Book review: the birth of the NHS

If you need a distraction in lockdown, here’s a book that celebrates the birth of the NHS and leaves us with an unspoken question: what would be happening now without our health service?

Hold On Edna! by Aneira Thomas

“Hold on Edna!” cried the medical team as Edna Rees was about to give birth to her seventh child late on 4 July 1948. If only she could “hold on” for just a few minutes more, then the child would be born on 5 July – the day that the National Health Service came into being.

Edna and her husband Willie wouldn’t have to pay for a midwife – as they had with their previous children. If mother or child was ill, they wouldn’t have to worry about the cost of calling a doctor – let alone the price of medicine.

It was the beginning of a new era in Britain: by successfully ‘holding on’, Edna gave birth to the first baby born in the NHS.

And now Aneira Thomas – named by Edna and Willie after NHS architect and Welsh compatriot Nye Bevan – has told the story of her family in a fascinating book.

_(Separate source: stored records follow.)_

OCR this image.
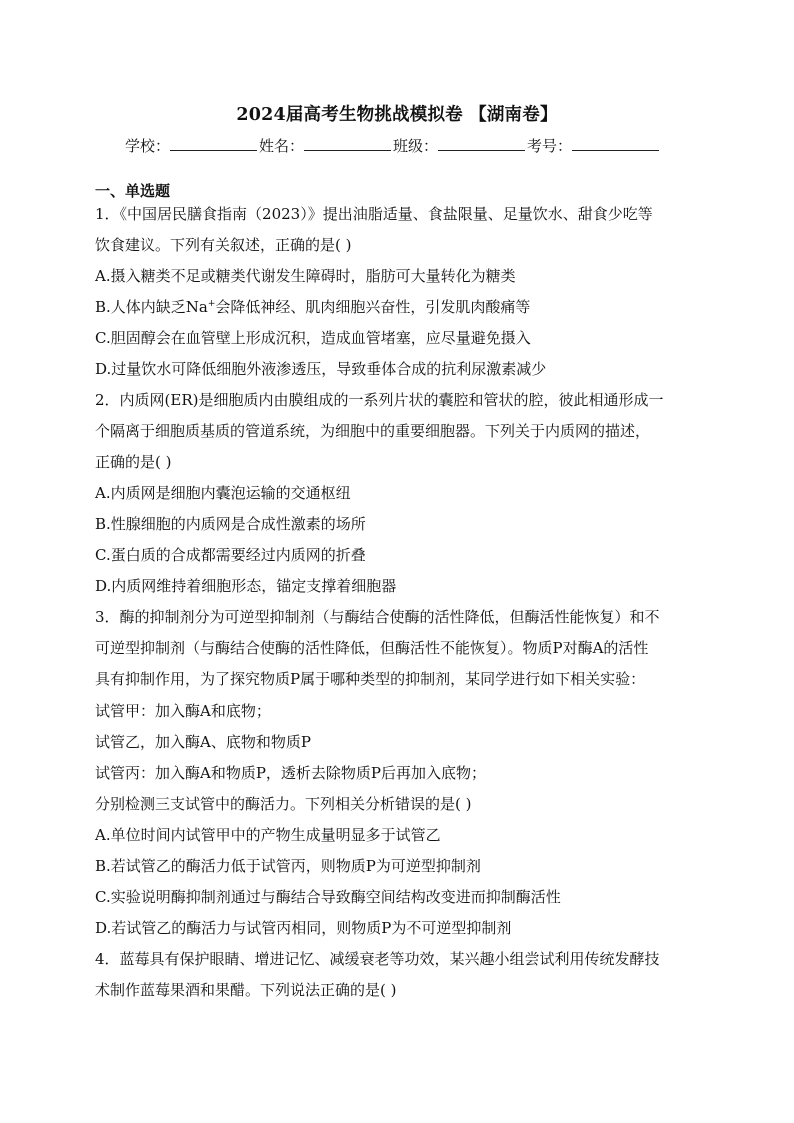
2024届高考生物挑战模拟卷 【湖南卷】
学校：	姓名：	班级：	考号：
一、单选题
1．《中国居民膳食指南（2023）》提出油脂适量、食盐限量、足量饮水、甜食少吃等
饮食建议。下列有关叙述，正确的是( )
A.摄入糖类不足或糖类代谢发生障碍时，脂肪可大量转化为糖类
B.人体内缺乏Na+会降低神经、肌肉细胞兴奋性，引发肌肉酸痛等
C.胆固醇会在血管壁上形成沉积，造成血管堵塞，应尽量避免摄入
D.过量饮水可降低细胞外液渗透压，导致垂体合成的抗利尿激素减少
2．内质网(ER)是细胞质内由膜组成的一系列片状的囊腔和管状的腔，彼此相通形成一
个隔离于细胞质基质的管道系统，为细胞中的重要细胞器。下列关于内质网的描述，
正确的是( )
A.内质网是细胞内囊泡运输的交通枢纽
B.性腺细胞的内质网是合成性激素的场所
C.蛋白质的合成都需要经过内质网的折叠
D.内质网维持着细胞形态，锚定支撑着细胞器
3．酶的抑制剂分为可逆型抑制剂（与酶结合使酶的活性降低，但酶活性能恢复）和不
可逆型抑制剂（与酶结合使酶的活性降低，但酶活性不能恢复）。物质P对酶A的活性
具有抑制作用，为了探究物质P属于哪种类型的抑制剂，某同学进行如下相关实验：
试管甲：加入酶A和底物；
试管乙，加入酶A、底物和物质P
试管丙：加入酶A和物质P，透析去除物质P后再加入底物；
分别检测三支试管中的酶活力。下列相关分析错误的是( )
A.单位时间内试管甲中的产物生成量明显多于试管乙
B.若试管乙的酶活力低于试管丙，则物质P为可逆型抑制剂
C.实验说明酶抑制剂通过与酶结合导致酶空间结构改变进而抑制酶活性
D.若试管乙的酶活力与试管丙相同，则物质P为不可逆型抑制剂
4．蓝莓具有保护眼睛、增进记忆、减缓衰老等功效，某兴趣小组尝试利用传统发酵技
术制作蓝莓果酒和果醋。下列说法正确的是( )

That story begins in 1835, in Wells, Somerset, with Torian Churchouse, Aneira’s great, great grandmother on her mother’s side.

Her father, a farmer, had died shortly after her birth, leaving his destitute family to face the grim reality of the workhouse. Tory, as she was known, grew up inside its walls, only leaving as a 19-year-old to marry Huw Hodges, a horse dealer for whom it was love at first sight when he spotted her serving on a workhouse stall at the city’s summer fair.

After Tory’s death, four of her sons set off to walk to Wales to find work. There, Robert married Jemima. Later, their son Thomas married Esther Edmunds, with the eponymous Edna being one of their offspring.

But if the family saga is interesting in its own right – and it is – what gives this book a particular edge is the social history and in particular, the constant theme of the impact of health care – or a lack of it – for women giving birth, for men injured in the mines, for children taken ill suddenly.

Health was a lottery if you were not well off enough not to fear the financial implications of calling a doctor.

The book also casts an eye over levels of ignorance about sex and reproduction – not least through the eyes of Willie’s grandmother, Hannah, who was a midwife in a mining community, just one of many characters to spring to life from the pages.

Aneira herself went on to become a nurse in the NHS and, at the end of the book, among the lengthy acknowledgements, is UNISON, for our “tireless support for the NHS workforce.”

If the bright tone of its telling sometimes belies the seriousness of the subject matter, Aneira Thomas’s book is a powerful reminder of the revolutionary nature of our NHS, even as today, it is at the forefront of the fight against coronavirus in the UK.

It’s very much worth a read. And unlike Edna, there’s nobody to tell you to ‘hold on’ before doing so.

  • Hold on Edna! is available from Mirror Books priced £12:99 for the hardback. It is also available as an ebook.